Changing Keys
Keyboard Instruments for America
1700-1830
A new book by John R. Watson as curator of
musical instrument at the Colonial Williamsburg Foundation,
illuminates the dramatic changes in keyboard instruments during the
eighteenth and early nineteenth centuries. Seen from an
Anglo-American perspective that relied on London for music and
instruments over most of that period, the book examines 38 keyboard
examples in the collection of the Colonial Williamsburg Foundation,
including harpsichords, spinets, organs and pianos.
The title has multiple meanings. The book traces the transition from
harpsichord to piano and the accompanying shift in taste during the
period, also the burgeoning American industry that eventually undercut London’s
monopoly on the manufacture of instruments. The title also reflects
the way individual instruments were changed by time and restorers
over their history of use.
Changing Keys examines the evolution of instrument design
due to regional and political influences, market and demographic
shifts, manufacturing technologies and the competition among makers
and merchants. The hard cover 144-page book features drawings and many exquisite color
photographs of period keyboard instruments and details of decorative
elements as well as the inner workings of the instruments.
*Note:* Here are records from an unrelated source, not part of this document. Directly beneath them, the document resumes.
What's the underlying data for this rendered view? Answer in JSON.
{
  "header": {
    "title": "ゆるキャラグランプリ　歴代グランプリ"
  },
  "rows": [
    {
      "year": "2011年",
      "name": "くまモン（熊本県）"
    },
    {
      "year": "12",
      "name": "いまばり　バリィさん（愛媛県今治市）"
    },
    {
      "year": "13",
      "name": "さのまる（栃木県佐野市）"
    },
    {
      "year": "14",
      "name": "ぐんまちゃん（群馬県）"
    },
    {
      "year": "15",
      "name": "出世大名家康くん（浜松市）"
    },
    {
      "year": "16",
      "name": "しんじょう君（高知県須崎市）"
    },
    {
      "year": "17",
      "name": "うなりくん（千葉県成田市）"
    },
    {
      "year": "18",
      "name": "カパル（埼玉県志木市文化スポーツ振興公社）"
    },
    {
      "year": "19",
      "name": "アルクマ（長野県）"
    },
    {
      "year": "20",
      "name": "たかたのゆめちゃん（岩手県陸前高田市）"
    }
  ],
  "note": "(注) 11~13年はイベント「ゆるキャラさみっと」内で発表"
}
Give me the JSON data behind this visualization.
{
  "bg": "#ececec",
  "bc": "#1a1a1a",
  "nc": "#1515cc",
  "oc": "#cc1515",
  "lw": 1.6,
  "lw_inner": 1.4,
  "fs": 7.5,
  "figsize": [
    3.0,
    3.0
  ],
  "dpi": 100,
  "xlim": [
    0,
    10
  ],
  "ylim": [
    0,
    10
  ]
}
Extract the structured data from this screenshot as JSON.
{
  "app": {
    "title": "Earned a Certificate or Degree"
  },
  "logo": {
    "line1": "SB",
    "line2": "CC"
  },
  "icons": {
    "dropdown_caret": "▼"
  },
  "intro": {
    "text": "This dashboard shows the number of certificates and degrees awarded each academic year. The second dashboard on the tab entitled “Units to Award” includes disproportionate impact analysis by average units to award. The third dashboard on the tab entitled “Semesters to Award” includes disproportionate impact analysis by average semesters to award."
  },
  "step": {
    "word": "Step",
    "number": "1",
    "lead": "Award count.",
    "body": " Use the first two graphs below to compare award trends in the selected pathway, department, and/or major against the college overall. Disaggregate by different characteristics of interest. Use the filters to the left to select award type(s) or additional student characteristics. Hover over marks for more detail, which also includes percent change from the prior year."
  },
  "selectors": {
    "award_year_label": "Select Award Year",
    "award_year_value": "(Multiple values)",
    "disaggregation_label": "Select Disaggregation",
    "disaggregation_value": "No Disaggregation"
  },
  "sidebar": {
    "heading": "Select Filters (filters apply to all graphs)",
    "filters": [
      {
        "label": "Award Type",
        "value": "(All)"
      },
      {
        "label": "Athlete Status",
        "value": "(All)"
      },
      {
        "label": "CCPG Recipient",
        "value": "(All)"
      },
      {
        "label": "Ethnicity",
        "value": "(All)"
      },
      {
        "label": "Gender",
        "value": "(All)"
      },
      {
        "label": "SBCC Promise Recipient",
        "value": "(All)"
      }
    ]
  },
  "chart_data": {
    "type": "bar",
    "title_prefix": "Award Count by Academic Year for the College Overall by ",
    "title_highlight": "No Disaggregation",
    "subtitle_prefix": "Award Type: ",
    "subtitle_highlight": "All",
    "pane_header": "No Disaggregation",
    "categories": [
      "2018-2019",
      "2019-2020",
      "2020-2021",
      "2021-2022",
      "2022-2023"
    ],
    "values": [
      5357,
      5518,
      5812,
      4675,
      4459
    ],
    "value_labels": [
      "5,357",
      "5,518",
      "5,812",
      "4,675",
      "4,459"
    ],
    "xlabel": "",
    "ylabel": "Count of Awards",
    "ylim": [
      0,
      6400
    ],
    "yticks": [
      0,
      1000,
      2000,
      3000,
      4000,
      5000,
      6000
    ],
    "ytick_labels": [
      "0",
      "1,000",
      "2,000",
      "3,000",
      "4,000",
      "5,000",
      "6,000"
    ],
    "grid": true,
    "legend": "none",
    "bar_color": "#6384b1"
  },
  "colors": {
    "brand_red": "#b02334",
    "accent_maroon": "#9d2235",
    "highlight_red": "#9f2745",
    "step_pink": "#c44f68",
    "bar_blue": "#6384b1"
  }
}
Descriptive entries, technical specifications, and a
pictorial glossary help to clarify how the instruments were built,
how they work, and how they changed over time.
A special
exhibit
under the same name at the DeWitt Wallace Decorative Arts Museum
features 28 of the instruments and will run through 2014. The
exhibit was made possible through the support of the Freemans and
from Debra and Thomas Strange.
The hardcover book is co-published by Scarecrow Press, an imprint of the Rowman & Littlefield Publishing Group.